As coronavirus deaths surpass 150,000 in the United States, President Donald Trump returned for his second week of renewed briefings on COVID-19 only to devolve into comparing his approval rating with those of two top government medical experts.
“And he’s got this high approval rating,” Trump said of the infectious disease expert Dr. Anthony Fauci. “So why don’t I have a high approval rating with respect — and the administration — with respect to the virus? We should have it very high.” Many of Trump’s aides reportedly believe that the president’s support of unfounded claims and discredited medical experts have unsettled the public and hurt his chances of reelection. “So it sort of is curious,” Trump continued. “A man works for us, with us, very closely, Dr. Fauci and Dr. [Deborah] Birx also, very highly thought of — and yet, they’re highly thought of, but nobody likes me?

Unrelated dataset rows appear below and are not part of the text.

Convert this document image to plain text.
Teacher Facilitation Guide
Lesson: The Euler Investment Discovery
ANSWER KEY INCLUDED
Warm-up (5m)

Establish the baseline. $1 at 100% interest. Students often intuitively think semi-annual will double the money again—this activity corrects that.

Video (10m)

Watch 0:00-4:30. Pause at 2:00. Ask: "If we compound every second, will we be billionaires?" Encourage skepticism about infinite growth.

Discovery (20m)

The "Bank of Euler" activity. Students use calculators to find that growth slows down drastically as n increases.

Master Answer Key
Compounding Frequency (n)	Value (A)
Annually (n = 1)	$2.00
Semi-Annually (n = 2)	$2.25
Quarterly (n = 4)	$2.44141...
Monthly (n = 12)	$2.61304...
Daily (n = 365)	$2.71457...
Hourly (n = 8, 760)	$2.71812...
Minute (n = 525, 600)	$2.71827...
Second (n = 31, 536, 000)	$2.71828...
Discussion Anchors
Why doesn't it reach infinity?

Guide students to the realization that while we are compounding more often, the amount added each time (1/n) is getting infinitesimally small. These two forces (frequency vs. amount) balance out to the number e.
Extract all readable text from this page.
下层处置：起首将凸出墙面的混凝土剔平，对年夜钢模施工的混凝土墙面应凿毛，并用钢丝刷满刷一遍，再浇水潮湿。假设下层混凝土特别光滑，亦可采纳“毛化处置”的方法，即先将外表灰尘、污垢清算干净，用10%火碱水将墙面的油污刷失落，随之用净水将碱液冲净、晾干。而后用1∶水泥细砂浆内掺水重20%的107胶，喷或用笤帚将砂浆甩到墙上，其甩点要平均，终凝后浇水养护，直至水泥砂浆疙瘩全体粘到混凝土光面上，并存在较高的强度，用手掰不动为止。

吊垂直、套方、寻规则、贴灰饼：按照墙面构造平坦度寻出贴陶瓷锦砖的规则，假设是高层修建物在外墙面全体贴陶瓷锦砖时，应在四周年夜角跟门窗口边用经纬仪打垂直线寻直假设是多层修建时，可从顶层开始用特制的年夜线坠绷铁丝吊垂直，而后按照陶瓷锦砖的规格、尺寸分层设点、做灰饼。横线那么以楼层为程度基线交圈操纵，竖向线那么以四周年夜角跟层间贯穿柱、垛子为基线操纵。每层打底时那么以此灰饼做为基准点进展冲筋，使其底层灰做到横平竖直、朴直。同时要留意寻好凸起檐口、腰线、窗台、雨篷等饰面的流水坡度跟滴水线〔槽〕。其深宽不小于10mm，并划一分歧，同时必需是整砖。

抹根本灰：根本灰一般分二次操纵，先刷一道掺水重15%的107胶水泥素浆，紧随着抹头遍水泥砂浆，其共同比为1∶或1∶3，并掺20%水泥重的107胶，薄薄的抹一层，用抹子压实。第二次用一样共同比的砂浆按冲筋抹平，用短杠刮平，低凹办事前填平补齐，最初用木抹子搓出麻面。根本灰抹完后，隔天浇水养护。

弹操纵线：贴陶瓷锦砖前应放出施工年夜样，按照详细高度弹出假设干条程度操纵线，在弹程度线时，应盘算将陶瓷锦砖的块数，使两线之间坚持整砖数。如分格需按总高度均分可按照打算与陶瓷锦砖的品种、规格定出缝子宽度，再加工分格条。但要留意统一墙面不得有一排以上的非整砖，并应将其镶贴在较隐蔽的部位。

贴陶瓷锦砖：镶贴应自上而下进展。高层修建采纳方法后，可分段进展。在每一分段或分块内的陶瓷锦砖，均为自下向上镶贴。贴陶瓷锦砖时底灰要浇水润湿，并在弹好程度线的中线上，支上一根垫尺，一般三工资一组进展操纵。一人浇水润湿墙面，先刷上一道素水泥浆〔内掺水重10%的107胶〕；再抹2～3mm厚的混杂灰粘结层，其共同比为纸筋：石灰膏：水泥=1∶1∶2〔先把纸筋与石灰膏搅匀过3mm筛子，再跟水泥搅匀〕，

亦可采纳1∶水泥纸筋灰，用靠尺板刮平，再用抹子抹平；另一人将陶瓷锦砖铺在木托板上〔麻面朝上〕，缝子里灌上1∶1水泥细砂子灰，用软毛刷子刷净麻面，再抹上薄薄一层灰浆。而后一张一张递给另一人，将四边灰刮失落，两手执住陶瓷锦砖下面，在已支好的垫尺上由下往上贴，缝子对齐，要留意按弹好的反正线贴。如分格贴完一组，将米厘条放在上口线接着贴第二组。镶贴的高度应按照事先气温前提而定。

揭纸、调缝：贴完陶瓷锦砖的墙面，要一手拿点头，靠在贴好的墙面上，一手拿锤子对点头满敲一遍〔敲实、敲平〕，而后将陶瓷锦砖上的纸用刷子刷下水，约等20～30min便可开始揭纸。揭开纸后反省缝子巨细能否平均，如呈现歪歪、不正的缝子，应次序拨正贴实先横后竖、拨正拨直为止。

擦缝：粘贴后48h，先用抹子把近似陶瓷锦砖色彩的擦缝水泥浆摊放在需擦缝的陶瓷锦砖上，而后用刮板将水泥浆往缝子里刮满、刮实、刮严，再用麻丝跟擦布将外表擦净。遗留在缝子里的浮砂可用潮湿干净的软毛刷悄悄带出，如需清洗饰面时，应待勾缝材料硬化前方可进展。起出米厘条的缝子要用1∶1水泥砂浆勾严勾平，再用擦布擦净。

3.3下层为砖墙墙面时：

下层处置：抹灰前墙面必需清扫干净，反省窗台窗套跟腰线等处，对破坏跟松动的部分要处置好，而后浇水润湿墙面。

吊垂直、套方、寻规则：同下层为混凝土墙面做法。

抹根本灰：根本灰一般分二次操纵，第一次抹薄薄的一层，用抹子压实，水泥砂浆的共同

“It can only be my personality, that’s all,” he concluded, going as far as to say that he deserved more credit for his administration’s efforts in treating the virus than Fauci.
Recently, the president has reverted to tweeting false information about hydroxychloroquine, commonly used to treat arthritis and prevent malaria. Trump himself claims to have taken a 10-day course of the hydroxychloroquine back in May. Many of the tweets praise the drug as “the cure” despite the FDA revoking emergency use authorization of it last month.
Trump’s son Donald Trump Jr. has also shared misleading information about hydroxychloroquine, prompting Twitter to remove the tweet and temporarily freeze his account; however, the president also retweeted the video and was not subject to the same action.
Fauci has been outspoken in his disapproval of hydroxychloroquine as a treatment for COVID-19. During an appearance on CNN’s Newsroom in May, Fauci said, “The scientific data is really quite evident now about the lack of efficacy for it,” citing adverse cardiovascular effects.
In the same press briefing, Trump declared “large portions of our country” to be “corona-free” despite no region in the United States actually being free of the virus. He acknowledged high case levels in California, Arizona, Texas, and Florida, but was quick to say that prospects were positive. “That’s starting to head down in the right direction, said Trump, “and I think you’ll see it rapidly head down very soon.”
In contradiction to Trump’s statements, a new federal report found that 21 states had outbreaks serious enough to place them in the “red zone.” The report advised more restrictions be placed on social activities to help quell the virus. The 21 states include not only the four listed by Trump, but also Alabama, Arkansas, Georgia, Idaho, Iowa, Kansas, Louisiana, Mississippi, Missouri, Nevada, North Carolina, North Dakota, Oklahoma, South Carolina, Tennessee, Utah, and Wisconsin. All of these states had more than 100 new cases per 100,000 people in the past week alone. Yesterday the U.S. also saw its deadliest day this summer due to the coronavirus pandemic, with more than 1,300 lives lost, while cases topped 4.3 million.